Inventory and logistics manager Angela Gurney is a proud new mom of a little girl, and she wants her bundle of joy to know that she can be smart and pretty.
And it was while shopping at the popular baby store Carter’s that Gurney realized how important this message is.
“The girl’s section was all pink and sparkles and ruffles, with onesies covered in very superficial labels. The boys section was much more varied in colors and messages like strength, courage, and genius,” Gurney said.
Frustrated by this, Gurney choose to buy her new daughter a ‘boy’ outfit.
And the notion that girls can only be pretty is not something that is new. In June 2014 Dove launched the campaign “Like A Girl” to prove that girls can be strong, smart and brave all while being pretty.
The commercial, which ended up gaining a coveted Super Bowl spot during the halftime show, won a 2015 Creative Arts Emmy for its powerful message.
But like many trending topics, the “Like A Girl” campaign has become a thing of the past, yet the notion that girls are only pretty still remains very relevant today.
“It’s important to shift away from a patriarchal society. If you subjugate more than half of the population, there is no chance of progress.

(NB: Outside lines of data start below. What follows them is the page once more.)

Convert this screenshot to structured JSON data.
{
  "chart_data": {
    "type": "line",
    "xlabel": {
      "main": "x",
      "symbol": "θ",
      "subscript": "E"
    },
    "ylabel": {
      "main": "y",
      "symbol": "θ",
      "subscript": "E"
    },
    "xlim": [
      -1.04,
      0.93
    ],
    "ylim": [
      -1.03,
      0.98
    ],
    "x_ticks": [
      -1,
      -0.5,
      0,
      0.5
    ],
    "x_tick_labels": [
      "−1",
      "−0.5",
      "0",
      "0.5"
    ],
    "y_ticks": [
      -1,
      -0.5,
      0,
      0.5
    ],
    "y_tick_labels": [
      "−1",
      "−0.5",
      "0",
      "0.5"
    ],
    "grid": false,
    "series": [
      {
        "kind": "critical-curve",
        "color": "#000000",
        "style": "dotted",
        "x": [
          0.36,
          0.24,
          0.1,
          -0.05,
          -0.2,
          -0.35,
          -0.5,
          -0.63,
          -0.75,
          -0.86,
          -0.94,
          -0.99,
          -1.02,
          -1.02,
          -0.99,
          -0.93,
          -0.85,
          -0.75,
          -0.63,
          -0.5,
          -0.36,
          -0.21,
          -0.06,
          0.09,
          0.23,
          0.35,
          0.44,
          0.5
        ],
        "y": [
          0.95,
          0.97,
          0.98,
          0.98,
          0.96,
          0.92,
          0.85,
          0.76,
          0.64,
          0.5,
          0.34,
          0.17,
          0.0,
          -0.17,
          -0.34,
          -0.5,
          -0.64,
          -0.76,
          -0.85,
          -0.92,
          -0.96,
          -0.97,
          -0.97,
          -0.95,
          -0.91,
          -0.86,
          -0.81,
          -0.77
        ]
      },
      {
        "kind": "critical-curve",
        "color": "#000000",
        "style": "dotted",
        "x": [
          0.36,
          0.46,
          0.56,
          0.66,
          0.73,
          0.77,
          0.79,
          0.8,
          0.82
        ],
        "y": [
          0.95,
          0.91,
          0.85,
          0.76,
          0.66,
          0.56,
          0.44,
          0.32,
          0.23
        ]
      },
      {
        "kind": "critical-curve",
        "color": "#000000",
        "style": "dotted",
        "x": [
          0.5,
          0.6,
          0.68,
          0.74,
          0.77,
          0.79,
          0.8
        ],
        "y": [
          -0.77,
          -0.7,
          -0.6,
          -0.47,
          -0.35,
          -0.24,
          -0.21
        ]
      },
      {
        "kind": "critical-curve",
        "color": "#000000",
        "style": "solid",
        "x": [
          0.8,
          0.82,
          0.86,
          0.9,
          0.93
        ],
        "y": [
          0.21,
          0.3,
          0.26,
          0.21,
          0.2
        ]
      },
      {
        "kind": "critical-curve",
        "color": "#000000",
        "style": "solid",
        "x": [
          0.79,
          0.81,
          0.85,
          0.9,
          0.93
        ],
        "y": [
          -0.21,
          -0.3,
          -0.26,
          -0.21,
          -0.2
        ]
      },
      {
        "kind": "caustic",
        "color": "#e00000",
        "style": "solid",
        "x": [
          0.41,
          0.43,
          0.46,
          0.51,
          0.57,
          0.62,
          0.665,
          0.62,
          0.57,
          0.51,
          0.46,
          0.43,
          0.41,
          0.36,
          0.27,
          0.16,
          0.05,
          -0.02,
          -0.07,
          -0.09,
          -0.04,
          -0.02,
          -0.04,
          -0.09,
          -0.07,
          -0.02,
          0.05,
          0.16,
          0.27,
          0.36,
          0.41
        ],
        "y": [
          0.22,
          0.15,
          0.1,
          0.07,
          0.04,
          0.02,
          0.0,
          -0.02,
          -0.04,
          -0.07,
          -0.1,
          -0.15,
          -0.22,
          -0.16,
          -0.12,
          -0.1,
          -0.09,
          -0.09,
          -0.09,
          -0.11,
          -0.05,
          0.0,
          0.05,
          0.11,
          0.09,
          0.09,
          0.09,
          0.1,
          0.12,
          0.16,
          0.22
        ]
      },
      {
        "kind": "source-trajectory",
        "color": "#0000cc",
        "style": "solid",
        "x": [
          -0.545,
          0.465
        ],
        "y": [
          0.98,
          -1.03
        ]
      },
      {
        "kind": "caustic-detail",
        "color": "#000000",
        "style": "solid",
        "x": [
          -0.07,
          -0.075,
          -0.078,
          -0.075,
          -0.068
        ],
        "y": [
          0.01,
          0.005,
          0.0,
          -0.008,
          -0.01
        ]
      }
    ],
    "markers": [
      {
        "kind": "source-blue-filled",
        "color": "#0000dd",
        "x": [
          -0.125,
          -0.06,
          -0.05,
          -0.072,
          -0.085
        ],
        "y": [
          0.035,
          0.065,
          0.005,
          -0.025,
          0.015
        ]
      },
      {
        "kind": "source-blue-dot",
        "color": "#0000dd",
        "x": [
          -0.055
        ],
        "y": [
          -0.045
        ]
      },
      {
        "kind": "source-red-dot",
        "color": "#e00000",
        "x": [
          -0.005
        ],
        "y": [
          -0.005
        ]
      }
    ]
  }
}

As a global society, we cannot afford to consider women second class citizens,” Gurney said.
From the wage gap that still sits between men and women, to the idea that women need to wear hight heels to be successful in the workplace, the idea that women are worth less than their male counterparts is a social norm that desperately needs a makeover.
“Being constantly objectified from a young age wears on a girl!” Gurney said. “I have resolved to fight for her and to help her find her place in the world, wherever that may be.”